Top positive review
82 of 93 people found this helpful
Chaotic ordering process, but the product's not bad.
on April 26, 2011
Whoops! Samsonite's warehouse sent me the wrong color at first. To make matters worse, they sent me the girly purple color they had been trying to sell for cheaper than my color.
Amazon recommended that I start by calling Samsonite's customer service. I did, and of course they helpfully suggested that I call Amazon. But I stayed on and explained my situation, and they located the mistake in their own records and apologized for sending the wrong thing.
Unfortunately, this first call resulted in being promised a replacement that never got shipped, and being promised a confirmation e-mail of the return that never got sent. And after a week of waiting, I got an e-mail that was worded as if the first call to Samsonite had never happened, telling me that this is Amazon's problem to take care of.
I e-mailed them back with a detailed explanation of all the (mis)communication that had taken place so far and they apologized for putting me through the run-around, sent the correct one, and most importantly, promised to streamline their communication with Amazon.
Overall everyone was very friendly on the phone, I am happy with my product now. No more hassle to go through now.
About the bag itself:
I use the bag to carry a heavy laptop and school materials to and around campus and it's definitely up to the task.
It seems durable and well made; nothing's out of whack so far even though I've used it a lot. I got to try two of them, and there weren't any obvious manufacturing differences so quality control seems to be ok.
The backpack is indeed a little noisy over cobblestone and sidewalk cracks, but completely silent at all other times.
The handle only has one length setting and I'm not so sure about that. I was surprised it's not longer; I'm very short and it seems just the right height for me.
When you're picking up the backpack for a curb or stairway, you have to bend down and pick it up by the strap; you cannot safely pick it up by the metal handle. I can tell it's not strong enough for that. The handle's clearly designed to only take force in one direction; putting any diagonal force on it tends to tweak it out of where it's attached. Secondly, it's designed for an amount of force equal to pulling the backpack while it's on the ground, not pulling the whole weight of the full backpack into the air. If you're buying this for a kid, of course they're going to yank it by handle anyway, so it won't last as long.
I found the straps to be adequate even though they're not as padded as you'd get out of a regular backpack.
For going up several flights of stairs you may want to switch to the straps, but this is hindered a bit by how the zippers for uncovering the straps get caught. Since I was able to try out two of these backpacks, I can say that both of them had this problem with that zipper. I learned that the problem is not the zipper itself; it's actually getting caught in a triangular flap where the straps mount. This is sort of a design flaw. To get around it, you have to pull the zipper an inch up and then down again until it gets past that point and lets the straps come fully out.
About the "rolling backpack experience" in general:
I was actually slightly underwhelmed with the savings in physical effort required by a rolling backpack vs. a normal one. It's not effortless; you do have to hold your arm and shoulder in an unnatural position and apply a bit of constant force (on anything but a downhill), which could lead to the same type of shoulder strain / repetitive stress soreness of regular backpacks, which I was trying to get away from. Just less of it, maybe.

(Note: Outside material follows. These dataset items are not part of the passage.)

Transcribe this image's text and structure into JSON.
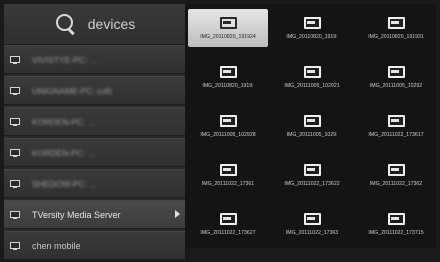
{
  "search": {
    "label": "devices",
    "icon": "search-icon"
  },
  "devices": [
    {
      "name": "VIVISTYE-PC: ...",
      "blurred": true,
      "active": false,
      "has_arrow": false
    },
    {
      "name": "UNIGNAME-PC: (ulf)",
      "blurred": true,
      "active": false,
      "has_arrow": false
    },
    {
      "name": "KORDEN-PC: ...",
      "blurred": true,
      "active": false,
      "has_arrow": false
    },
    {
      "name": "KORDEN-PC: ...",
      "blurred": true,
      "active": false,
      "has_arrow": false
    },
    {
      "name": "SHEDOW-PC: ...",
      "blurred": true,
      "active": false,
      "has_arrow": false
    },
    {
      "name": "TVersity Media Server",
      "blurred": false,
      "active": true,
      "has_arrow": true
    },
    {
      "name": "chen mobile",
      "blurred": false,
      "active": false,
      "has_arrow": false
    }
  ],
  "files": [
    {
      "name": "IMG_20110820_191924",
      "selected": true
    },
    {
      "name": "IMG_20110820_1919:",
      "selected": false
    },
    {
      "name": "IMG_20110820_191931",
      "selected": false
    },
    {
      "name": "IMG_20110820_1919:",
      "selected": false
    },
    {
      "name": "IMG_20111005_102921",
      "selected": false
    },
    {
      "name": "IMG_20111005_10292",
      "selected": false
    },
    {
      "name": "IMG_20111005_102928",
      "selected": false
    },
    {
      "name": "IMG_20111005_1029:",
      "selected": false
    },
    {
      "name": "IMG_20111022_173617",
      "selected": false
    },
    {
      "name": "IMG_20111022_17361",
      "selected": false
    },
    {
      "name": "IMG_20111022_173622",
      "selected": false
    },
    {
      "name": "IMG_20111022_17362",
      "selected": false
    },
    {
      "name": "IMG_20111022_173627",
      "selected": false
    },
    {
      "name": "IMG_20111022_17363",
      "selected": false
    },
    {
      "name": "IMG_20111022_173715",
      "selected": false
    }
  ],
  "colors": {
    "background": "#1a1a1a",
    "selected_tile": "#d8d8d8",
    "text": "#d0d0d0"
  }
}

Also, whenever you get to any sort of curb or stairway (which turn out to be much more common than you would notice with a regular backpack), you usually have to bend down to pick the full weight of the backpack up (if you try to skip this step in a hurry, you risk the wheels skipping off the ground, spinning the backpack around until you fix it). Bending down and picking it up by your arm strains the back moreso than if you just carried a regular backpack up the same stairs, where the weight would be properly placed over your center of gravity.
The real benefit of the rolling packpacks, then, comes not from reduced strain but from the added amount of stuff you can carry around. Although it's still a strain rolling one of these around all day, you don't really feel much difference if it's full of heavy stuff or nearly empty; that weight is pressing down on the ground, not you! Practically speaking, this means that I can comfortably carry around my laptop, textbooks, notebook, water bottle, and a jacket all the way to and across campus, whereas with a normal backpack I could only comfortably carry the notebook without getting sore shoulders afterwards.
In conclusion, the benefit of this backpack comes not necessarily from savings in effort, but from the increased utility of being able to carry around however much you want. If you find yourself having to forego bringing certain things with you because you have a back back and are worried about having to lug it around, then this backpack is for you.
I should mention that you might stand out more with a rolling backpack at school if you're the only one with one. If you don't want that sort of attention, think about that too. Also, there are things such as "tripping people" that you suddenly have to think about, when you wouldn't with a normal backpack.